Após meia hora, já estavam entrincheirados com três espingardas de caça, revólveres, pistolas, caixas de munição e mantimentos não perecíveis que dariam para mais de um mês.
Em pé, no meio da sala, desolado, Renê olhava para os móveis cobertos pelo equipamento bélico, sacos de arroz, feijão, massa, garrafas de água mineral e latas de cerveja. Pela disposição de seus companheiros, sentia que só voltaria à rua no ano seguinte, isso se tivesse a sorte de permanecer vivo. Procurou o santo de sua devoção, ao lado da estante, mas não o encontrou. – Ai meu Deus, Por que eu não fui no shopping? – resmungou, enquanto se dirigia ao telefone, tentando contatar com alguém da entidade. Ao discar, ouviu o estrondo de uma granada e só teve tempo de se atirar ao chão, por cima do fugitivo, que mesmo deitado, não largava o copo de cerveja. Alguns segundos depois, Paulão retornou da sacada, faceiro.
- Pronto. Botei essa cambada para correr.
O dono do apartamento teve vontade de chorar, mas não teve tempo. Seus colegas comemoravam com um forte aberto de mão e pediam mais bebida. Há todo momento, o halterofilista se postava na sacada e com a mão em aba sobre os olhos, numa posição de vigia, como nos filmes de faroeste, procurava os bandidos. Da janela, Renê via as pessoas apontando para o homem armado em seu apartamento. Temendo uma tragédia ainda maior, correu ao telefone, mas na casa do Albertinho e no escritório do Movimento de Defesa dos Direitos dos Presidiários, ninguém atendia.

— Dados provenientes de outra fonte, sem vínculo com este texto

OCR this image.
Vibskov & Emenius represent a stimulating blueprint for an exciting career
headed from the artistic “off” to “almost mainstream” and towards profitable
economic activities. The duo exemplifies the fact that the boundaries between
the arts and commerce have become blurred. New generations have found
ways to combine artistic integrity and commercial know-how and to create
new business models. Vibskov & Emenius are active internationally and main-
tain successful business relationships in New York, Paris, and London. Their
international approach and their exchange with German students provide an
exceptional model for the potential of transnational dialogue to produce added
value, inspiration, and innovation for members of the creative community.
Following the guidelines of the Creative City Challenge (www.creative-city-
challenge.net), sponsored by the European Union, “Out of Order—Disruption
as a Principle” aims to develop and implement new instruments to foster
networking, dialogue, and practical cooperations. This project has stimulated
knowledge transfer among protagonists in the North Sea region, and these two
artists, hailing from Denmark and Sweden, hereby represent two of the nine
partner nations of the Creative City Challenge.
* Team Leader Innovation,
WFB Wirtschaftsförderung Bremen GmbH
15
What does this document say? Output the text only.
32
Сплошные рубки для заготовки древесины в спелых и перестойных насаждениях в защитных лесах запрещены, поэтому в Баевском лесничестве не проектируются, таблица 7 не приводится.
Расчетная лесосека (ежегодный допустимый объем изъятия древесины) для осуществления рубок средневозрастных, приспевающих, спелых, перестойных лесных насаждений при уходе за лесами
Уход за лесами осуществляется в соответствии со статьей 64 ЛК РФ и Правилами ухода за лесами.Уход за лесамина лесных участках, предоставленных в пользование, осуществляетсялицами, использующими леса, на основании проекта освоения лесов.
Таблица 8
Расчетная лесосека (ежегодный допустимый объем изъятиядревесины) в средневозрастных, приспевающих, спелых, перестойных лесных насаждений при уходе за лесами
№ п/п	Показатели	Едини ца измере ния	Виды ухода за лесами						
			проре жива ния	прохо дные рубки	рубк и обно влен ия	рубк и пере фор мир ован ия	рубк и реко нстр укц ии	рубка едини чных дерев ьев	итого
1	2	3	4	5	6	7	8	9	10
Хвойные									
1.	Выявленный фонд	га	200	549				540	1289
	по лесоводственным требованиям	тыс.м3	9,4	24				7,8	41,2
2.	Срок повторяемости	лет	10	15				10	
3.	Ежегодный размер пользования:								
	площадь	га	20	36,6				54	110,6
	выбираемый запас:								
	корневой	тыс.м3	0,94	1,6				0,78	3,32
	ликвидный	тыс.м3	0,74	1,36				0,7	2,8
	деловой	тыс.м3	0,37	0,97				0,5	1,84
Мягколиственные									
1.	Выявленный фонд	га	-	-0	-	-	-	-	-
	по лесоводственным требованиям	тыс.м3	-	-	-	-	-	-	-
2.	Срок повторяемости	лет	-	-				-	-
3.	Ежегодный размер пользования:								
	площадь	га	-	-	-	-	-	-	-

- Ele deve estar em alguma delegacia ou presídio ajudando algum detento – afirmava Jazão.
- Só pode ser – concordava Renê. – Ele vive para isso.
- Um grande cara. Ele merecia uma estátua por tudo o que faz. Que coração! Que humanismo! – exclamava o fugitivo, profundamente emocionado.
- É, tem um bom coração. Mas bem que podia não ter me metido nessa – lamentava-se o humanista.
- Agora não adianta reclamar, o negócio...
As palavras de Jazão cessaram quando os três ouviram uma barulheira ensurdecedora de dezenas de sirenes. Renê foi à janela, e de olhos arregalados e lábios a tremer, contou mais de vinte viaturas de polícia. Correu para o telefone, tentando contatar com o único membro da entidade que conhecia, fora Pedrinho Junior.
- Aonde será que o Albertinho anda? – repetia para si, no momento em que escutou o Paulão, na sacada, ordenar aos policiais:
- Rendam-se! Estão todos na minha mira!
E um agente perguntava:
- Vocês têm reféns?
Renê tentou aparecer na varanda. Era sua chance de cair fora da enrascada, mas foi seguro pelo fugitivo, que dando tiros a esmo, acertou no peito do pingüim, em cima da geladeira. Arquibaldo tombou no chão, estraçalhado.
- Agora, além das quadrilhas e da polícia, vocês conseguiram atiçar a ira dos habitantes do Pólo Sul – falava Renê, olhando os cacos do bibelô, antes de sofrer um ataque de choro.
- Por que eu não fui no shopping? Por quê?
Foi consolado pelo vizinho, que lhe cedeu seu ombro.
- Calma companheiro. Nós vamos sair dessa.
- Duvido. Du-vi-de-o-dó. Por que eu não fui no shopping? Por quê? – repetia, secando as lágrimas, e logo a seguir respondendo ao fugitivo:
- Não tem pudim de leite!
- Mas por que não?! Tu e os teus companheiros vivem a exigir uma vida digna para os presidiários. Tu já pensou em vida direita e digna sem pudim de leite? – indagava o visitante, obtendo a adesão do halterofilista, o que obrigou a vítima a ir até a dispensa, procurar os ingredientes para o pedido.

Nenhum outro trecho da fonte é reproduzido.